The problem
Most AI assistants forget everything between sessions.
Off-the-shelf chat assistants and coding agents start every conversation from nothing. Whatever you worked out yesterday is gone today. If you run several projects at once, that is a real cost. You spend the first ten minutes of every session re-explaining what the tool should already know, and a decision made on Monday is invisible by Wednesday.
I wanted something different. An assistant that remembers, that I can point at any kind of work, and that keeps its own knowledge tidy without me managing it. Over time it became the only tool I work in. I stopped using a code editor a while ago. I do everything through Orbit now, and so can a client I set one up for.
Why this is more than a chat box
The hard part is not remembering. It is deciding what to keep.
Saving everything is easy. The trouble is that an assistant which saves everything drowns in its own notes within a week. The useful version has to do the thing a good assistant does without being asked: decide what mattered, throw away what did not, and file the rest where it will be found again.
That is judgement, not bookkeeping. It is the kind of work a person does badly when tired and a rule cannot do at all. Putting an AI in charge of that quiet, behind-the-scenes sorting is the whole idea Orbit is built around, and after a year of daily use it holds up.
Keeping notes is plumbing. The interesting part is what the assistant works out in the background while you have moved on.
How it works
What it actually does.
- Many conversations, one memory. I can run several conversations side by side, one for engineering, one for business, one for a particular client, each focused on its own work but all drawing on the same shared memory. None of them has to be told what the others already know.
- It reads up before it answers. Before I even see my own message land, the assistant has already searched its memory for whatever is relevant and pulled it into view, with a short note on why each piece matters. The context arrives with the answer instead of after a round of questions.

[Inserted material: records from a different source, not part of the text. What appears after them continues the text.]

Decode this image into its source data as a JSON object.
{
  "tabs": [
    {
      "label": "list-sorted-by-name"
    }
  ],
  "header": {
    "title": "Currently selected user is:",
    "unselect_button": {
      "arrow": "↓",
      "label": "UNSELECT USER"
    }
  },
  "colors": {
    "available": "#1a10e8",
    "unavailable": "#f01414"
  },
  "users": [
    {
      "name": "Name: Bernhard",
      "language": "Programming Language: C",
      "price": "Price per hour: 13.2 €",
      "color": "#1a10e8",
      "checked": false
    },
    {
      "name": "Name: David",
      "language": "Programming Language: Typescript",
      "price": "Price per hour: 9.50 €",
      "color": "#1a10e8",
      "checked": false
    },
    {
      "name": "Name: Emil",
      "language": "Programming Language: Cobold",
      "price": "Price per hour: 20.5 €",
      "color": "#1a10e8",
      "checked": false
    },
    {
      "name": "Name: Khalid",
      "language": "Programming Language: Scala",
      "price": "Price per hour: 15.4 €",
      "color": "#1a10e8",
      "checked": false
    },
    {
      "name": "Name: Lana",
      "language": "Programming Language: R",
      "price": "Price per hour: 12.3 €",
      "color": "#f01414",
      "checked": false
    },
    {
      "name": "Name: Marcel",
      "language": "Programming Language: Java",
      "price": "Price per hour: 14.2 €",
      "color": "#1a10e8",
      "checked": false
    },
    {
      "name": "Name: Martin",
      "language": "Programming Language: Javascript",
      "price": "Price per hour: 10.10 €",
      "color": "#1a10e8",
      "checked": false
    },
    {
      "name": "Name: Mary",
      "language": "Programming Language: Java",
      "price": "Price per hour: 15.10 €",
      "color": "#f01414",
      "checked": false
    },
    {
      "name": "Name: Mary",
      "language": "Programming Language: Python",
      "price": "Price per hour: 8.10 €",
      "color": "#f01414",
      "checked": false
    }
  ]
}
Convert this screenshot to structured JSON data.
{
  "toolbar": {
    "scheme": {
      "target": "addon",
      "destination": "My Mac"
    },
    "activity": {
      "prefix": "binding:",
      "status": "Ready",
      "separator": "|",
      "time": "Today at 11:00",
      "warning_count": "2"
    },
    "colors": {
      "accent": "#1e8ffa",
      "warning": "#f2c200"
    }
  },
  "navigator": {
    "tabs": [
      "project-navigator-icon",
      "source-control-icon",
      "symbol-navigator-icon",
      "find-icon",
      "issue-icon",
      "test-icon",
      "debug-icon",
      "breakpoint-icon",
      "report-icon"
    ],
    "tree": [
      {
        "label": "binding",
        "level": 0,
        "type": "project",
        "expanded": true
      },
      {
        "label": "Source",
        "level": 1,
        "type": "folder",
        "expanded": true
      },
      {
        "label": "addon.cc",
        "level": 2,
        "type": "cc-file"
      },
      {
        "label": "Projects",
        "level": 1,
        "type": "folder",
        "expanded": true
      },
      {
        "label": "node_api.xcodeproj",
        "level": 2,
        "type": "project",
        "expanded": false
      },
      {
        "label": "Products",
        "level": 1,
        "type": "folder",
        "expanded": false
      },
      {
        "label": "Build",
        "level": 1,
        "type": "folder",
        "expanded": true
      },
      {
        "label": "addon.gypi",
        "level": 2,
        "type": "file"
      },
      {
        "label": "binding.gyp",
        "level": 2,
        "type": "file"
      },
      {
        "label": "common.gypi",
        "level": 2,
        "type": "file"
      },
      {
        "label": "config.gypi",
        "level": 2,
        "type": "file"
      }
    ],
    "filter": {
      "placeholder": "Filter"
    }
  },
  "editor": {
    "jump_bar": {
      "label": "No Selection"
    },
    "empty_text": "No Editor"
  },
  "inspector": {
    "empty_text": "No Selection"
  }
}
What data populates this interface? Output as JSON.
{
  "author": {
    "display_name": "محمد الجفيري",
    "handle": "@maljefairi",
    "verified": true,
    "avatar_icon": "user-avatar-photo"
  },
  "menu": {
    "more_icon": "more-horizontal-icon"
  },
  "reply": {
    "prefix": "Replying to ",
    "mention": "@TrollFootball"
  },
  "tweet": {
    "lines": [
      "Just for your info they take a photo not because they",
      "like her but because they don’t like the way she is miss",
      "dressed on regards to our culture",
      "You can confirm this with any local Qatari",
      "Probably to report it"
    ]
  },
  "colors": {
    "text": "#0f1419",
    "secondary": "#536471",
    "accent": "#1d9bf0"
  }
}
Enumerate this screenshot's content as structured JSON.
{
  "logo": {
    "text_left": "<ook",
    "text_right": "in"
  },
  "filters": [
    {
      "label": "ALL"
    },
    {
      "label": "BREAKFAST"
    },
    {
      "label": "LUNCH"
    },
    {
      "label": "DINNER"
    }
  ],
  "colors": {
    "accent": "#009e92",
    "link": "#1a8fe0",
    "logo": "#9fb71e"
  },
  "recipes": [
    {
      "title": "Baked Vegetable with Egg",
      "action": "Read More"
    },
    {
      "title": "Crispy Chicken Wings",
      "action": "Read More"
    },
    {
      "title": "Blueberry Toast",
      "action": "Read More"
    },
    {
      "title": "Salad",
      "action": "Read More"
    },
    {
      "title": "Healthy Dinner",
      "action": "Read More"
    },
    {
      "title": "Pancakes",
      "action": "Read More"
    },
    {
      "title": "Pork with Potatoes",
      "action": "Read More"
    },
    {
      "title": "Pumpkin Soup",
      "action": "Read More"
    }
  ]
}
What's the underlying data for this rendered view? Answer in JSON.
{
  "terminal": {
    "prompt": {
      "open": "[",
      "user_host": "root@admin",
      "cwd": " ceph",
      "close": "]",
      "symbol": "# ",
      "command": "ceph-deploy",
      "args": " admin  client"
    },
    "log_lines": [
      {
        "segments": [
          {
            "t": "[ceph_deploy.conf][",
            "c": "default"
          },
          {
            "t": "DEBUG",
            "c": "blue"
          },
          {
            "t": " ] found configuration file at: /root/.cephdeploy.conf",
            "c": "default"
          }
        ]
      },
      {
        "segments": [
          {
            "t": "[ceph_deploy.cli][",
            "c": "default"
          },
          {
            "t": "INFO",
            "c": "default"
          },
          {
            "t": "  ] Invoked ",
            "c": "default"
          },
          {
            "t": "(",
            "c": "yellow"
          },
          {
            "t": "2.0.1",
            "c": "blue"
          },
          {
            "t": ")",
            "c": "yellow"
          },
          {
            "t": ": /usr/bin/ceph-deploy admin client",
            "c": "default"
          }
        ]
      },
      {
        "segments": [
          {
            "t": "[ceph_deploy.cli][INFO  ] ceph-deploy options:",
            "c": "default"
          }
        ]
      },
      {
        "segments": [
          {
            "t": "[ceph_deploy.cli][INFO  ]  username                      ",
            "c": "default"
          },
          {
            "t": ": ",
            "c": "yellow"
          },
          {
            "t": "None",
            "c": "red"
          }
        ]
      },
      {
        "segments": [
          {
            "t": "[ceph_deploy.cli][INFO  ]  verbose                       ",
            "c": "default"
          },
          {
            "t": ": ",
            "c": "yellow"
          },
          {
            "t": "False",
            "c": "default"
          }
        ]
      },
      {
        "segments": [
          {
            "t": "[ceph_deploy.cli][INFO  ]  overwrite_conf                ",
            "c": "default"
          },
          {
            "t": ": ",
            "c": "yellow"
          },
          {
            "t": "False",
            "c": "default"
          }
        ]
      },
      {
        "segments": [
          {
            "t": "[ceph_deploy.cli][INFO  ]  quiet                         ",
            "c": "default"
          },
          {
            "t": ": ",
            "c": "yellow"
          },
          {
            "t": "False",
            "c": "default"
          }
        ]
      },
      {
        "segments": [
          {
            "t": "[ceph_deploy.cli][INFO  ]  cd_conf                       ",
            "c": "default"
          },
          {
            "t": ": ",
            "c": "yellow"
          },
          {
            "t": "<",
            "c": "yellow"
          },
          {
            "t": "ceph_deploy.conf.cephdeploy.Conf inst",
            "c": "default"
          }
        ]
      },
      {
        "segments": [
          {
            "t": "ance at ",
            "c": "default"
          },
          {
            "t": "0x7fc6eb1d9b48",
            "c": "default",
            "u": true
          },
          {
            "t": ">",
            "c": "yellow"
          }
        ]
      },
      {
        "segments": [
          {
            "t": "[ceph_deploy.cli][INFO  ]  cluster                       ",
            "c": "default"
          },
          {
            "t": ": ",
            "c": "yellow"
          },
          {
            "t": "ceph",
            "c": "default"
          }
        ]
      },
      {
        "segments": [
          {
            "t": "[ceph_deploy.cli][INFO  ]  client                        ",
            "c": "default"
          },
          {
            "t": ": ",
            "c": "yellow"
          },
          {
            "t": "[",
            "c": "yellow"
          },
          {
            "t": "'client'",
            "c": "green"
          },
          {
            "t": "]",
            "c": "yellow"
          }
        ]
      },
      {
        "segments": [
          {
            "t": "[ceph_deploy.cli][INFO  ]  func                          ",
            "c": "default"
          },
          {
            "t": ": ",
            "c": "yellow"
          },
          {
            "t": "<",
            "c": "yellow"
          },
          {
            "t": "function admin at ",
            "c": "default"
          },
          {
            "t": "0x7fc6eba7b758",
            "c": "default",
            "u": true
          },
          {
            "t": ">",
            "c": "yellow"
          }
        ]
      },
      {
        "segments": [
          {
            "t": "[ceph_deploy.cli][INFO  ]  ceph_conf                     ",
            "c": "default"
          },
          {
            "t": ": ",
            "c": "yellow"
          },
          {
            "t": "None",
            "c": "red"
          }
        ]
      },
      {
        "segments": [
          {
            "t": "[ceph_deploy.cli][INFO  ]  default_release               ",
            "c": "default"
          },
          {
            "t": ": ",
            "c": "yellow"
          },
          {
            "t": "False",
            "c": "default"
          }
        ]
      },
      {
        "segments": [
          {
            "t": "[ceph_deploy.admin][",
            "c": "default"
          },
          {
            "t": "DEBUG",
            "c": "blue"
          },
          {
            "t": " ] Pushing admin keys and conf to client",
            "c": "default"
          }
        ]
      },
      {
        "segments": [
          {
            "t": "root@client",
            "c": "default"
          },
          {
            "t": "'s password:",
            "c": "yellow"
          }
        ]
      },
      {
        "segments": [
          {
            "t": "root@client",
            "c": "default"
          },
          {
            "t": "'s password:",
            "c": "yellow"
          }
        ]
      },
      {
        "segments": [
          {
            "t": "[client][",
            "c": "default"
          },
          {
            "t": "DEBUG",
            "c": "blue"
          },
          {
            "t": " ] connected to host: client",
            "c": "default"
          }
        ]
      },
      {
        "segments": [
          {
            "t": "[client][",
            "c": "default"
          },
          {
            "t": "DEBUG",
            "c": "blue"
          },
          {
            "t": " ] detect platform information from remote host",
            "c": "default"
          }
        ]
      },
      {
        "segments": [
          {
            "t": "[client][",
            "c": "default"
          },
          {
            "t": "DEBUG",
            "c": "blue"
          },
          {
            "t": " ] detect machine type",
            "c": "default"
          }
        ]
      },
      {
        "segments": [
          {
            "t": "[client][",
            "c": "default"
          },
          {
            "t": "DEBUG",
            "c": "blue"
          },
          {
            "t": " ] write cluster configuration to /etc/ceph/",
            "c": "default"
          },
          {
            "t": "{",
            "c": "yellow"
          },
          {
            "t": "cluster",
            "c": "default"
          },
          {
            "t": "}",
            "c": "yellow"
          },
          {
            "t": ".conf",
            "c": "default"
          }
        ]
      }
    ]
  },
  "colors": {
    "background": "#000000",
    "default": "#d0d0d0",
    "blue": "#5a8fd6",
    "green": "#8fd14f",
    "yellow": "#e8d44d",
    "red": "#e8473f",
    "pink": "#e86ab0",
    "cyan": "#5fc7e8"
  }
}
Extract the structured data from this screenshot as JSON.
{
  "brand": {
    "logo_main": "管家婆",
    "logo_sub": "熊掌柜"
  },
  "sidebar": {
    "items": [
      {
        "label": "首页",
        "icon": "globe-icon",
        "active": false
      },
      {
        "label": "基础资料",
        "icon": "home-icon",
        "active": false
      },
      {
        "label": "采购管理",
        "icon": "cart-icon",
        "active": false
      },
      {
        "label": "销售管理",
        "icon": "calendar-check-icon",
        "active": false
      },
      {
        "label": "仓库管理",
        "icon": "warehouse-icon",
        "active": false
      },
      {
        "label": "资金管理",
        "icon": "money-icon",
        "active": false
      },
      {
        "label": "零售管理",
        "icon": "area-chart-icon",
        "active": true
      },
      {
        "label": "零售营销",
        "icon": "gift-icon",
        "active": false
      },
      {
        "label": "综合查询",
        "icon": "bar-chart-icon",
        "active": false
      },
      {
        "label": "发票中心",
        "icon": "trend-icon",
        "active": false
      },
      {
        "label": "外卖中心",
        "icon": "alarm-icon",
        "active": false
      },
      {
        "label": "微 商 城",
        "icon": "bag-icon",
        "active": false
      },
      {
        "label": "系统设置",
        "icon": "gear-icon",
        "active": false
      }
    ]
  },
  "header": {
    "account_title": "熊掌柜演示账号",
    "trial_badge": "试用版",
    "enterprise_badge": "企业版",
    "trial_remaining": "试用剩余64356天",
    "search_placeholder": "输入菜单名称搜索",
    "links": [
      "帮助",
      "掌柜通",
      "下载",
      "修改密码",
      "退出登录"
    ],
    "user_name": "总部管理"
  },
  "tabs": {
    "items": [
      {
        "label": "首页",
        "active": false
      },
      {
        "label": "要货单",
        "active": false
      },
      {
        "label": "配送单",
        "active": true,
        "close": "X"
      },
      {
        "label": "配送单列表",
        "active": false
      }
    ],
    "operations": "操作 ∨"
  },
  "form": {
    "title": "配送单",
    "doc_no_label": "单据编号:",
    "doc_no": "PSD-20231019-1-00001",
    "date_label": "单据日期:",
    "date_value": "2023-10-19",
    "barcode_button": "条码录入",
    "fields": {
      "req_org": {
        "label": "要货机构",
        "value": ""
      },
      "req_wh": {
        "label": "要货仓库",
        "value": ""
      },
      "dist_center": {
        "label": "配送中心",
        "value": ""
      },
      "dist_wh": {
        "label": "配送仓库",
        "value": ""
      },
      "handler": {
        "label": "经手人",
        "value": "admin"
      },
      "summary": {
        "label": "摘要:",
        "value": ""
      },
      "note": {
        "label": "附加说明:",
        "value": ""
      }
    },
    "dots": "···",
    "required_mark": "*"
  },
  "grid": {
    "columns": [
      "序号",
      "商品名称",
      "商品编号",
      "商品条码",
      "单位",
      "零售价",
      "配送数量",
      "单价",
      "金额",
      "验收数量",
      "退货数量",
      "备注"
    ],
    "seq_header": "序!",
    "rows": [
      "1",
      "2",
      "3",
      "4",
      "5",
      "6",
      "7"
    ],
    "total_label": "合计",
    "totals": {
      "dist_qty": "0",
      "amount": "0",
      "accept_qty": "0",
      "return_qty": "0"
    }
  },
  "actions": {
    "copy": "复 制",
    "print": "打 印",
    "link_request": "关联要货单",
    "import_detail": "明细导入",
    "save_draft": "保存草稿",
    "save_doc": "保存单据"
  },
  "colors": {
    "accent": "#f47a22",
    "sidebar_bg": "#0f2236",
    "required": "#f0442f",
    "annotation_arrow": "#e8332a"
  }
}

- It has a subconscious. While I work, a set of quiet background processes read what just happened and decide what is worth keeping, where it belongs, and what to discard. It works the way a human mind does after the fact. The conversation moves on, and underneath, the day's work is being sorted into long-term memory. You could say the assistant is dreaming. You never watch it happen. You just notice that next time you need something, it is already there.
- It can take on a specialist's hat. The assistant can switch into focused modes for particular jobs, a careful code reviewer, a researcher, a writer, an image-maker, each with its own discipline and tools. Heavy work can be handed off to run in the background while the main conversation keeps going.
- It clones for a client. The whole thing is a template. In a single step I can stand up a fresh assistant with its own identity, its own memory, and its own specialist modes for a client's world. Improvements I make to the core reach every copy automatically.
The hard parts
What made this real engineering.
Holding the thread over a long conversation. The longer a conversation runs, the more the early details blur, and the assistant cannot feel that happening. The fix is a small running notepad for each conversation that is shown back in full on every turn, so the decisions that matter stay sharp no matter how long the work goes on.
Getting the background sorting right. Tune it to keep too much and the memory fills with noise. Tune it to keep too little and it forgets what mattered. Striking that balance, and leaving a way to correct it when it gets the call wrong, took longer than the rest of the system put together.
Handing off work cleanly. Letting the assistant spin up helpers that run on their own, finish, and can be picked back up later without losing their place was the difference between useful background work and a mess of half-finished tasks.
One place to search, two kinds of knowledge. What the assistant writes for itself changes over time. The source documents it is given stay fixed. Keeping those apart, while still searching both with a single question, is a quiet design decision that pays back every day.
Why it matters
A working tool, and a starting point.
Orbit is the tool I work in every day and the foundation under every other engagement I run. It is also flexible enough that I rarely reach for anything else. Point it at a new kind of problem and it adapts.
It is the same thing I propose when a client wants an assistant of their own. Not a chat window bolted onto their data, but a real working partner that remembers, sorts its own knowledge, and takes on the specific shape of their work. From there it can stay a personal assistant, or become the base of something much more powerful. For example, the same approach can put a company's own network or documents behind a plain conversation that remembers what was said about them months ago.